Chancellor Philip Hammond included increases to the duty paid on some alcohol in his October Budget. They come into effect this month and retailers usually pass on such tax rises to their customers.
Which alcohol is going up in price?
Some high strength sparkling cider and wine will be rising by the Retail Price Index inflation rate. Basically, that will translate at about 8p extra on a bottle of wine.
The good news is that other cider, spirits and beer is all frozen at the same rate. So no price increases there.
Should we be toasting HMRC?
This is seen by the Treasury as a supportive measure that is a better deal than the trajectory of alcohol duty placed on alcohol before 2013. If duty on alcohol had continued to rise at the same rate, a bottle of Scotch would be £1.50 more, a pint of cider would be up by 4p and a pint of beer would be going up by 14p.
Whilst visiting a brewery in Liverpool, Chancellor Hammond said: “In recognition of the important contribution of British pubs and drinks makers to our communities, I have frozen taxes on beer, cider and spirits again this year. These duties would have otherwise come into effect today but instead we’re supporting an industry that employs 900,000 people across the UK. Whether it’s local pubs, craft cider mills or independent distillers, this government is helping these businesses to thrive and ensuring they remain at the heart of our economy.”
What does the industry think?
The government considers this comparatively small rise in alcohol tax as £4.4million boost to the alcohol industry since 2013.

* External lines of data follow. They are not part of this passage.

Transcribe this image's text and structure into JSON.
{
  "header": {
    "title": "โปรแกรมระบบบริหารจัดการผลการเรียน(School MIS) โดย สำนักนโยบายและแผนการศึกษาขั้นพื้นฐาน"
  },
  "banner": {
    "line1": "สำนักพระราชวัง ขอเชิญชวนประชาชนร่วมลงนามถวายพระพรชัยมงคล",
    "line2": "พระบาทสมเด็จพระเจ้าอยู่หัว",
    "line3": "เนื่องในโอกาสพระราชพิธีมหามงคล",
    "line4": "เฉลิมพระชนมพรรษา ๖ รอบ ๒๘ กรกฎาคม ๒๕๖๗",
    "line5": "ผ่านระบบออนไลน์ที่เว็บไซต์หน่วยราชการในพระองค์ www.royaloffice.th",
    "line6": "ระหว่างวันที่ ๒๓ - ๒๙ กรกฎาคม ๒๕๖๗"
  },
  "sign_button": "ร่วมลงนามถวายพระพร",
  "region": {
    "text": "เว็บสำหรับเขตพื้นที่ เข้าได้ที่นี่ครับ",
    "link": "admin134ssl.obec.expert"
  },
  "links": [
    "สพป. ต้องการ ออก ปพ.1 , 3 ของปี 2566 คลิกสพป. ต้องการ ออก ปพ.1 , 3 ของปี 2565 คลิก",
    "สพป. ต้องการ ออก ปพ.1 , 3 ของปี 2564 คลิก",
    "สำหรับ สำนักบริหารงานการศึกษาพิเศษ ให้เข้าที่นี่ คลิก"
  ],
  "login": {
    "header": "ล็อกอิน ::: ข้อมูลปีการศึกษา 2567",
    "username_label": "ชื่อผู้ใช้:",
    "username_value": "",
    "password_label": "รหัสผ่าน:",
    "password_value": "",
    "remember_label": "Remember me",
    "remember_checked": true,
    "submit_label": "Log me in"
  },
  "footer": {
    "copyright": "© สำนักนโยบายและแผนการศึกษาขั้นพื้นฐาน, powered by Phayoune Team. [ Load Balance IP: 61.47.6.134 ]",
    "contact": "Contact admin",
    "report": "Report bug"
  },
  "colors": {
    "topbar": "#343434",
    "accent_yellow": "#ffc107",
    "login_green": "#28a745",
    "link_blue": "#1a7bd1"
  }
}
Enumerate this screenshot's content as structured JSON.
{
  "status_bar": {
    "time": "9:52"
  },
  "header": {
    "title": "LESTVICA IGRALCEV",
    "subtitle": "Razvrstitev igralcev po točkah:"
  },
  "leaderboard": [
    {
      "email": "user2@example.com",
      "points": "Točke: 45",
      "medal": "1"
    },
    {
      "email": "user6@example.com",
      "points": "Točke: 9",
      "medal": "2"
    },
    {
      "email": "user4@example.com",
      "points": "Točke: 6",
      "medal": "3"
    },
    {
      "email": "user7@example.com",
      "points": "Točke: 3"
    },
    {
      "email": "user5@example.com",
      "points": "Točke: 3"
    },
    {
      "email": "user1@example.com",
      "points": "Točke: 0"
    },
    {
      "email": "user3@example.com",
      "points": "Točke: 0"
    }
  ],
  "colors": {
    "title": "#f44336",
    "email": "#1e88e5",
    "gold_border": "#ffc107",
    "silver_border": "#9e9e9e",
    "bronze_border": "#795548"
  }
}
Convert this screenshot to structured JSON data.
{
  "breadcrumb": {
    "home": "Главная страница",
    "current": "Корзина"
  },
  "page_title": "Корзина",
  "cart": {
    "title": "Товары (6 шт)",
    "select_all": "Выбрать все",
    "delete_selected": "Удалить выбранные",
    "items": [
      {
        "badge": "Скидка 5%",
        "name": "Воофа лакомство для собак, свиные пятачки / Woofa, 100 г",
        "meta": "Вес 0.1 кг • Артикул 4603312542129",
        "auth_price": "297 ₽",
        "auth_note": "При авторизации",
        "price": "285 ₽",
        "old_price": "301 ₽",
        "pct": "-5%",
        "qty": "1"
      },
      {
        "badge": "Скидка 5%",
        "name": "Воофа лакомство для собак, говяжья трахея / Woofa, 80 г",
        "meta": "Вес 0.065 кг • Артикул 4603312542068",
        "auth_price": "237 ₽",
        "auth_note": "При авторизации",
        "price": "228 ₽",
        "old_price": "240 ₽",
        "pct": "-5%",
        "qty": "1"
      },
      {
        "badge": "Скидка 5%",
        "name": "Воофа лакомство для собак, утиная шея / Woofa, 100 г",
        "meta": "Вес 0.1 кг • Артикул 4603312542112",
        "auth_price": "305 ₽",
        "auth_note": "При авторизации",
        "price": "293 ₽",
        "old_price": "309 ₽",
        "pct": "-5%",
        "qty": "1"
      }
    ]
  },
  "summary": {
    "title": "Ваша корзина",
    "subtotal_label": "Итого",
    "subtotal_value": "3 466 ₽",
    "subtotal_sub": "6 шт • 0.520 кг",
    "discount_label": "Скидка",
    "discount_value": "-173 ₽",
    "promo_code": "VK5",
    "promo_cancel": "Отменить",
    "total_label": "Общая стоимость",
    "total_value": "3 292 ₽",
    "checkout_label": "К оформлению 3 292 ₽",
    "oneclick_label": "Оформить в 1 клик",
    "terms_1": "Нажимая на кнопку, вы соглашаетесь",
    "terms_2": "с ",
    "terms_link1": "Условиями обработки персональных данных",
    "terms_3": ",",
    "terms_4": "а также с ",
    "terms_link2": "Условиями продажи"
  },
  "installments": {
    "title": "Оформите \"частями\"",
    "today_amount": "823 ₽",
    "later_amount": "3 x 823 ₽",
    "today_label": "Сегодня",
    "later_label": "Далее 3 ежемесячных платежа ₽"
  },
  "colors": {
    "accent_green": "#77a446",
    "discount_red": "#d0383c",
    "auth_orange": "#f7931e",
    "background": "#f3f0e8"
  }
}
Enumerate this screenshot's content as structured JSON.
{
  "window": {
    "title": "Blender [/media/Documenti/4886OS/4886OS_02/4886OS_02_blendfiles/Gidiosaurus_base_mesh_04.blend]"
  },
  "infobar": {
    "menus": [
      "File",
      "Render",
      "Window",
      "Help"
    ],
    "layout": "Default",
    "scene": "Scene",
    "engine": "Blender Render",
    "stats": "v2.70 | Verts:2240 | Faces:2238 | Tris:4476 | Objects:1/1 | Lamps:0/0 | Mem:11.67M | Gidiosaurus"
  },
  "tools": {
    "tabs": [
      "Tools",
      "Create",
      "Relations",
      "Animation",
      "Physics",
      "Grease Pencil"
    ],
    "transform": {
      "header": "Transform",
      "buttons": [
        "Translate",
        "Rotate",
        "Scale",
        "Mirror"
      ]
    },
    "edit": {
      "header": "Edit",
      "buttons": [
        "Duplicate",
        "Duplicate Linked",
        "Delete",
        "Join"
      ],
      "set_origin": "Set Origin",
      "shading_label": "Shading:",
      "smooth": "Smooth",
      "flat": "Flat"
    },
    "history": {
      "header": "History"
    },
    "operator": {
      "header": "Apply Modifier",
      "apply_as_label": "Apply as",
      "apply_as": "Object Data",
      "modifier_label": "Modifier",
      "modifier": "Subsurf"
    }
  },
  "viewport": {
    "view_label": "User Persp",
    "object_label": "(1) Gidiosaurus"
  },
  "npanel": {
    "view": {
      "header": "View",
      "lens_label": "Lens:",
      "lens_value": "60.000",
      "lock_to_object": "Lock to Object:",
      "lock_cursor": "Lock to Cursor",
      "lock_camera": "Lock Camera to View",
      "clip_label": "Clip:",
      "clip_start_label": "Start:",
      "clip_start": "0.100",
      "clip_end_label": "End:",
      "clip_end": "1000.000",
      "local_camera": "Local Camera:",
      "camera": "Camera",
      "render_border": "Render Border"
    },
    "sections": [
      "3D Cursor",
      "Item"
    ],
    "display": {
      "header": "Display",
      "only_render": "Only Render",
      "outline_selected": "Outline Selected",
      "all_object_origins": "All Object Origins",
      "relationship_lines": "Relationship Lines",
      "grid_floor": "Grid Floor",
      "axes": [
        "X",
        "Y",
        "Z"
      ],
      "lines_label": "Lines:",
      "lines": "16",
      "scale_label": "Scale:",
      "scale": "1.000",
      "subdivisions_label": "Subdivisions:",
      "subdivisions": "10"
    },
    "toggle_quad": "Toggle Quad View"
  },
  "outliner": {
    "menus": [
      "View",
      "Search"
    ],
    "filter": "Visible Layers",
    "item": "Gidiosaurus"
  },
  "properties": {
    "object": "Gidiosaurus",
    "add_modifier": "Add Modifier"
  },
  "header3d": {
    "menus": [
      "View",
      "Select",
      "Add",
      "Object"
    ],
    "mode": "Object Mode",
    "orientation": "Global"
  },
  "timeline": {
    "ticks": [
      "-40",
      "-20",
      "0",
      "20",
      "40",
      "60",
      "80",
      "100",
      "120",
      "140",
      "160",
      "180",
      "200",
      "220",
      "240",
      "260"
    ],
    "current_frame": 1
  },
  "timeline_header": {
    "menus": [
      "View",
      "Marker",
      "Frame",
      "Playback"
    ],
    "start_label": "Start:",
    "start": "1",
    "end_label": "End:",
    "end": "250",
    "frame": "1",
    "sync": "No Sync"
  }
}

Chief Executive of Society of Independent Brewers (SIBA), Mike Benner agrees:
“The freeze in beer duty is good news for UK brewers, publicans and beer drinkers. A planned rise in line with inflation would have meant a £100 million hit to Britain’s brewers. We will be toasting the Chancellor this week with a well-deserved pint. Small Brewers Relief has been a great success in enabling the explosion in the number of craft breweries and the world-beating beer they brew. Positive reform is now required in order to ensure it continues to support a healthy and sustainable sector and this review will help to deliver that.”
It is hoped that the innovation shown by small brewers and distillers will continue to rise, providing the UK with valuable exports. Long may the ‘ginaissance’ continue.
So, a few pence on a bottle of wine, is the main takeaway here. A very definite case of ‘it could be worse’.